JBN.S: – Which harmonies and harmonic patterns do you prefer now? You’re playing is very sensitive, deft, it’s smooth, and I’d say you drift more toward harmony than dissonance. There is some dissonance there, but you use it judiciously. Is that a conscious decision or again, is it just an output of what goes in?

FA: – Actually this new album might be the most consonant work I ever made. I use tonal and modal harmonies and the melodies are built in fourths. Until this album I´ve always worked with dissonance, I enjoy them very much I use them every time I can.

JBN.S: – How to prevent disparate influences from coloring what you’re doing?

FA: – I don´t think that there is something to prevent or avoid about that. We all have influences and it´s there and one way or another it´s part of what we do. I just flow with the composition process and if I realice that there is some influence, I just smile.

JBN.S: – What’s the balance in music between intellect and soul?

FA: – Maybe a sort of balance that work for me is using the soul for an initial idea, the seed, the germen. And then, use the intellect to let it grow, to build around it.

JBN.S: – There’s a two-way relationship between audience and artist; you’re okay with giving the people what they want?

FA: – No, I´m not okay with that but, I do think that a lot of not so popular compositions have to befriend with massive audience changing some composition parameters, or at lest just one, to help the audience to enter in their code and let them feel something.

JBN.S: – Please any memories from gigs, jams, open acts and studio sessions which you’d like to share with us?

FA: – Actually I have a very fresh one. We´ve been working a lot with the quintet in the reharsals and were ready to record. So I booked a ver big studio in the middle of a green field and with a great view to a river and horses, cows, sheeps, and I hired video team and a photographer, everything and just hours before the recording, a street dog attacked our drummer and bit him in the arm very badly so we had to cancel and wait about two months to make the recording. We cannot believe that luck.

JBN.S: – How can we get young people interested in jazz when most of the standard tunes are half a century old?

FA: – I think that a good way would be making focus on the jazz spirit of the stage. Going to live concerts, watch and apreciate the improvisation and the sharing that is happening there. The live experience is essential, especially in the youngest.

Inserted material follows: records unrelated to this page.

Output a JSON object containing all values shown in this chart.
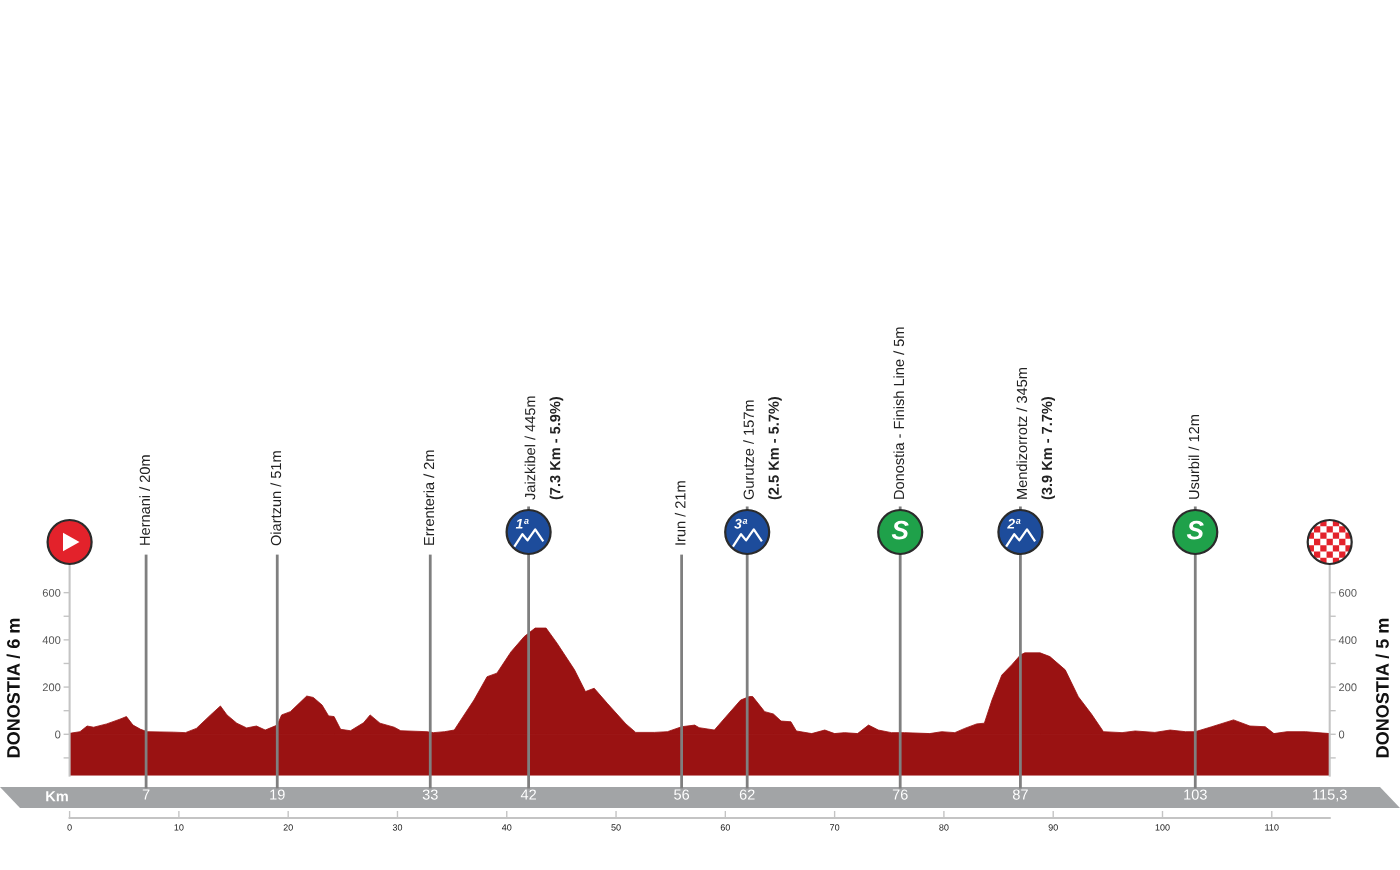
{
  "chart_data": {
    "type": "area",
    "x": [
      0,
      0.95,
      1.6,
      2.2,
      3.4,
      4.6,
      5.2,
      5.8,
      6.5,
      7.1,
      9.5,
      10.6,
      11.6,
      12.9,
      13.8,
      14.4,
      15.3,
      16.2,
      17.1,
      17.9,
      19.0,
      19.4,
      20.2,
      21.0,
      21.7,
      22.3,
      23.1,
      23.7,
      24.2,
      24.8,
      25.7,
      26.9,
      27.5,
      28.4,
      29.7,
      30.3,
      32.7,
      33.3,
      34.3,
      35.2,
      35.8,
      36.7,
      37.0,
      38.2,
      39.1,
      40.4,
      41.6,
      42.6,
      43.6,
      44.6,
      46.2,
      47.2,
      48.0,
      49.2,
      50.9,
      51.8,
      53.5,
      54.7,
      56.0,
      57.2,
      57.6,
      59.0,
      60.2,
      61.4,
      62.2,
      62.5,
      63.6,
      64.4,
      65.1,
      66.0,
      66.5,
      67.9,
      69.1,
      70.0,
      70.9,
      72.1,
      73.1,
      74.0,
      75.2,
      76.4,
      78.7,
      79.8,
      81.0,
      81.9,
      83.0,
      83.7,
      84.4,
      85.3,
      86.2,
      87.0,
      87.4,
      88.8,
      89.7,
      91.1,
      92.3,
      93.5,
      94.6,
      96.3,
      97.5,
      99.3,
      100.7,
      102.1,
      103.0,
      104.5,
      106.5,
      108.0,
      109.4,
      110.2,
      111.4,
      113.1,
      115.3
    ],
    "series": [
      {
        "color": "#9a1212",
        "values": [
          4,
          11,
          35,
          30,
          44,
          64,
          75,
          39,
          21,
          11,
          9,
          7,
          25,
          82,
          120,
          82,
          47,
          27,
          35,
          18,
          39,
          82,
          96,
          131,
          162,
          156,
          124,
          78,
          75,
          21,
          15,
          49,
          82,
          47,
          30,
          15,
          11,
          7,
          11,
          18,
          61,
          124,
          145,
          244,
          259,
          350,
          414,
          450,
          450,
          386,
          273,
          181,
          195,
          131,
          44,
          8,
          8,
          11,
          32,
          39,
          28,
          18,
          82,
          145,
          160,
          160,
          96,
          86,
          56,
          53,
          14,
          3,
          18,
          3,
          7,
          3,
          39,
          18,
          7,
          7,
          3,
          11,
          7,
          25,
          44,
          47,
          145,
          251,
          294,
          336,
          345,
          345,
          329,
          273,
          159,
          86,
          11,
          7,
          14,
          8,
          18,
          11,
          11,
          32,
          61,
          35,
          32,
          3,
          11,
          11,
          3
        ]
      }
    ],
    "ylabel": "DONOSTIA / 6 m",
    "y2label": "DONOSTIA / 5 m",
    "x2label": "Km",
    "xlim": [
      0,
      115.3
    ],
    "xticks": [
      0,
      10,
      20,
      30,
      40,
      50,
      60,
      70,
      80,
      90,
      100,
      110
    ],
    "x2lim": [
      0,
      115.3
    ],
    "x2ticks": [
      7,
      19,
      33,
      42,
      56,
      62,
      76,
      87,
      103,
      {
        "value": 115.3,
        "label": "115,3"
      }
    ],
    "ylim": [
      -175,
      740
    ],
    "yticks": [
      {
        "value": -100,
        "label": null
      },
      0,
      {
        "value": 100,
        "label": null
      },
      200,
      {
        "value": 300,
        "label": null
      },
      400,
      {
        "value": 500,
        "label": null
      },
      600
    ],
    "y2lim": [
      -175,
      740
    ],
    "y2ticks": [
      {
        "value": -100,
        "label": null
      },
      0,
      {
        "value": 100,
        "label": null
      },
      200,
      {
        "value": 300,
        "label": null
      },
      400,
      {
        "value": 500,
        "label": null
      },
      600
    ],
    "bands": [
      {
        "axis": "y",
        "from": -175,
        "to": 0,
        "color": "#9a1212"
      }
    ],
    "ref_lines": [
      {
        "axis": "x",
        "value": 7,
        "label": "Hernani / 20m",
        "color": "#7f7f7f"
      },
      {
        "axis": "x",
        "value": 19,
        "label": "Oiartzun / 51m",
        "color": "#7f7f7f"
      },
      {
        "axis": "x",
        "value": 33,
        "label": "Errenteria / 2m",
        "color": "#7f7f7f"
      },
      {
        "axis": "x",
        "value": 42,
        "label": "Jaizkibel / 445m\n(7.3 Km - 5.9%)",
        "color": "#7f7f7f"
      },
      {
        "axis": "x",
        "value": 56,
        "label": "Irun / 21m",
        "color": "#7f7f7f"
      },
      {
        "axis": "x",
        "value": 62,
        "label": "Gurutze / 157m\n(2.5 Km - 5.7%)",
        "color": "#7f7f7f"
      },
      {
        "axis": "x",
        "value": 76,
        "label": "Donostia - Finish Line / 5m",
        "color": "#7f7f7f"
      },
      {
        "axis": "x",
        "value": 87,
        "label": "Mendizorrotz / 345m\n(3.9 Km - 7.7%)",
        "color": "#7f7f7f"
      },
      {
        "axis": "x",
        "value": 103,
        "label": "Usurbil / 12m",
        "color": "#7f7f7f"
      }
    ],
    "annotations": [
      "1ª",
      "3ª",
      "S",
      "2ª",
      "S"
    ]
  }
}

JBN.S: – John Coltrane said that music was his spirit. How do you understand the spirit and the meaning of life?

FA: – I don´t understand it yet, but I´m still trying.

JBN.S: – If you could change one thing in the musical world and it would become a reality, what would that be?

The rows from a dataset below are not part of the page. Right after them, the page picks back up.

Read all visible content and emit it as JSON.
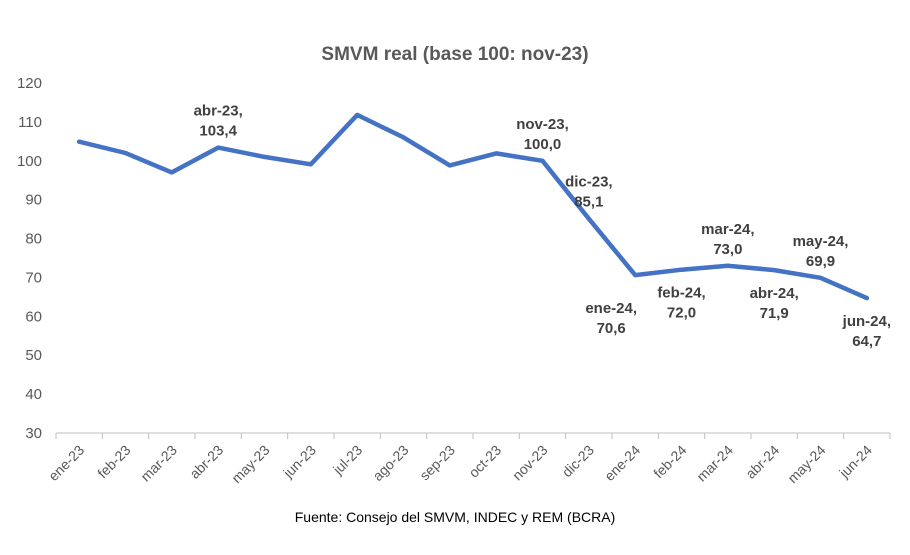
{
  "chart_data": {
    "type": "line",
    "title": "SMVM real (base 100: nov-23)",
    "source": "Fuente: Consejo del SMVM, INDEC y REM (BCRA)",
    "xlabel": "",
    "ylabel": "",
    "ylim": [
      30,
      120
    ],
    "y_ticks": [
      30,
      40,
      50,
      60,
      70,
      80,
      90,
      100,
      110,
      120
    ],
    "grid": false,
    "legend": "none",
    "line_color": "#4472C4",
    "categories": [
      "ene-23",
      "feb-23",
      "mar-23",
      "abr-23",
      "may-23",
      "jun-23",
      "jul-23",
      "ago-23",
      "sep-23",
      "oct-23",
      "nov-23",
      "dic-23",
      "ene-24",
      "feb-24",
      "mar-24",
      "abr-24",
      "may-24",
      "jun-24"
    ],
    "series": [
      {
        "values": [
          104.9,
          102.0,
          97.0,
          103.4,
          101.0,
          99.1,
          111.8,
          106.0,
          98.8,
          101.9,
          100.0,
          85.1,
          70.6,
          72.0,
          73.0,
          71.9,
          69.9,
          64.7
        ]
      }
    ],
    "annotations": [
      {
        "index": 3,
        "line1": "abr-23,",
        "line2": "103,4",
        "position": "above"
      },
      {
        "index": 10,
        "line1": "nov-23,",
        "line2": "100,0",
        "position": "above"
      },
      {
        "index": 11,
        "line1": "dic-23,",
        "line2": "85,1",
        "position": "above"
      },
      {
        "index": 12,
        "line1": "ene-24,",
        "line2": "70,6",
        "position": "below-left"
      },
      {
        "index": 13,
        "line1": "feb-24,",
        "line2": "72,0",
        "position": "below"
      },
      {
        "index": 14,
        "line1": "mar-24,",
        "line2": "73,0",
        "position": "above"
      },
      {
        "index": 15,
        "line1": "abr-24,",
        "line2": "71,9",
        "position": "below"
      },
      {
        "index": 16,
        "line1": "may-24,",
        "line2": "69,9",
        "position": "above"
      },
      {
        "index": 17,
        "line1": "jun-24,",
        "line2": "64,7",
        "position": "below"
      }
    ]
  }
}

FA: – I would like to change the registration systems of the music. Is so much burocracy and hours and days wasted in those formalities and most of the requirements are so outdated.

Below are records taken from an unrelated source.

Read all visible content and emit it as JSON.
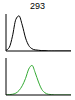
{
  "chart_data": [
    {
      "type": "line",
      "title": "293",
      "x": [
        1,
        1.6,
        2.5,
        4,
        6.3,
        10,
        16,
        25,
        40,
        63,
        100,
        160,
        250,
        400,
        630,
        1000,
        10000
      ],
      "series": [
        {
          "color": "#000000",
          "values": [
            2,
            10,
            40,
            85,
            95,
            70,
            35,
            15,
            6,
            3,
            2,
            1,
            1,
            0,
            0,
            0,
            0
          ]
        }
      ],
      "log": "x",
      "xlim": [
        1,
        10000
      ],
      "xticks": [
        1,
        10,
        100,
        1000,
        10000
      ],
      "ylim": [
        0,
        100
      ],
      "yticks": [
        0,
        50,
        100
      ],
      "tick_labels": false
    },
    {
      "type": "line",
      "x": [
        1,
        1.6,
        2.5,
        4,
        6.3,
        10,
        16,
        25,
        40,
        63,
        100,
        160,
        250,
        400,
        630,
        1000,
        10000
      ],
      "series": [
        {
          "color": "#33aa33",
          "values": [
            0,
            1,
            2,
            5,
            12,
            25,
            45,
            70,
            80,
            60,
            35,
            15,
            6,
            2,
            1,
            0,
            0
          ]
        }
      ],
      "log": "x",
      "xlim": [
        1,
        10000
      ],
      "xticks": [
        1,
        10,
        100,
        1000,
        10000
      ],
      "ylim": [
        0,
        100
      ],
      "yticks": [
        0,
        50,
        100
      ],
      "tick_labels": false
    }
  ]
}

JBN.S: – Who do you find yourself listening to these days?

FA: – I´m listenning Max roach`s “It´s time” album with Abbey Lincoln.

Leon Bridges, Marcus king, Julia Holter, Shabaka Hutchings and I like to listen what`s in the ProvocativeEducative! youtube channel.

JBN.S: – What is the message you choose to bring through your music?

FA: – I try to make focus in the paralelism of the spoken voice with a concret message and the melody, besides it´s texture. I play with it a lot and I find a very interesting relationship.

JBN.S: – Let’s take a trip with a time machine, so where and why would you really wanna go?

FA: – As an Argentinian and a fanatic of tango, I would like to be in Buenos Aires in 1920 and get into that tango world.

JBN.S: – I have been asking you so far, now may I have a question from yourself…

FA: – Sure! I would like to know what do you think about music groups that are not performing on live stages and start using live streamming shows. Do you think aesthetic experience is disappearing with this modality?

JBN.S: – Thanks for answers. Tha bad, yes, of course …

JBN.S: – So putting that all together, how are you able to harness that now?

FA: – I believe I´m doing it. It´s an endless learning process and I enjoy tryng to get the best of it.